Friendly suggestions directed at my dad had developed, over time, into an unceremonious lobbing of pine cones over the fence.
So when the comments and the pine cones had reached a fever pitch one fall, my dad saw two birds, one stone, and an opportunity to save money.
We five kids watched with interest as our dad took down the tree in an engineer’s nightmare of ropes and guidewires ensuring that only our backyard leaf compost would be flattened.
We watched my father’s hearty industry as the lower half of the tree became a neat stack of firewood.
Then we watched in curiosity as the top six feet of the tree, with its four branches spaced irregularly along its tortured length, was displayed proudly in a snowbank.
There it sat. And while it was peculiar, it was a busy time, and in any case, Dad seldom liked to talk about his plans or projects, and we had learned not to ask.
A week before Christmas, the tree was gone from the snowbank. When Dad didn’t show up for dinner, “he’s working on something in that workshop of his,” my mother said. And then the door opened, bringing with it the smell of snow mixed with the heady scent of wood shavings, there stood Dad with our Christmas tree.
To call it ungainly would be kind; it was more like a failed experiment in vivisection. It had its four original branches, but, painstakingly drilled in and fastened in a complicated network of wires, were another sixteen borrowed from other parts of the same tree.
One or two appeared to have come from other trees, as if he had run short. In an attempt at symmetry, some branches had been hacked off in effort to echo the bell-shaped look of commercial trees, so that every so often a horizontal stump would appear, aimed with eye-poking precision at the five of us, standing with our mouths open.
And then, in the true spirit of the season, we chimed: “Nice tree, Dad.”
Four days later most of the needles had fallen from the grafted branches, and then, as if in embarrassment, the original ones began shedding as well.
The two adopted branches, from some hardier species, retained their greenness for several more days.
Mom would glance at the tree in the midst of all the bustle, pass someone a box of tinsel, and point. Thus, we masked most of the holes as they appeared in our most memorable of Christmas trees.
The Nelson Library has all sorts of ways to get thinking about your own stories as you enjoy the stories of others.
There’s one-stop-shopping at our seasonal display, where you can check out novels and nonfiction, CDs, DVDs and audiobooks that recognize the myriad ways we celebrate.
Enjoy merry music by Bruce Cockburn, Susan Aglukark, and more.
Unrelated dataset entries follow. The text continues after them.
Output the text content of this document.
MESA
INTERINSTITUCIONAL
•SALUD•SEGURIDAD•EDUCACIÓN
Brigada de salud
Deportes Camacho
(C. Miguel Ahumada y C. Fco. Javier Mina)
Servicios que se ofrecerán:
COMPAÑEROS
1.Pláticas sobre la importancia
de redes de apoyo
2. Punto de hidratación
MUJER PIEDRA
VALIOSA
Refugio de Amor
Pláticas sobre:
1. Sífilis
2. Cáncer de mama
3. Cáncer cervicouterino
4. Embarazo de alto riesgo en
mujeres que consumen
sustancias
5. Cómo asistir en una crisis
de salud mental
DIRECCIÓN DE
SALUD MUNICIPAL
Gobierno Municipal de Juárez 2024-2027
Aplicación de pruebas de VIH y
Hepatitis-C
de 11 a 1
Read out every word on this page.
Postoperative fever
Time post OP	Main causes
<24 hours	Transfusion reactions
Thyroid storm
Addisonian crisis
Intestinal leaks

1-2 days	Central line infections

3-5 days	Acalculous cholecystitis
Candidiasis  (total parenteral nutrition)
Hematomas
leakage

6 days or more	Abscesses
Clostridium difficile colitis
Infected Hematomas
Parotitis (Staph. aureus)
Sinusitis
Offer kids a little insight with Inventing Christmas: How Our Holiday Came to Be by Jock Elliott (J394.2663 ELL).
If things get “ruff,” download the eBook The Twelve Dogs of Christmas by Steven Paul Leiva, or watch the classic movie A Charlie Brown Christmas with its own famous tree (we have the CD, too).
Perhaps this is the year to read (or re-read) a classic, such as Charles Dickens’ A Christmas Carol.
If you need to be hands-free while you make shortbread, try listening to Debbie Macomber’s romance novel Starry Night on audiobook. Need a shortbread recipe? We have those, too.
’Tis the season for stories old and new. From all of us at the Nelson Public Library, we wish you a memorable holiday.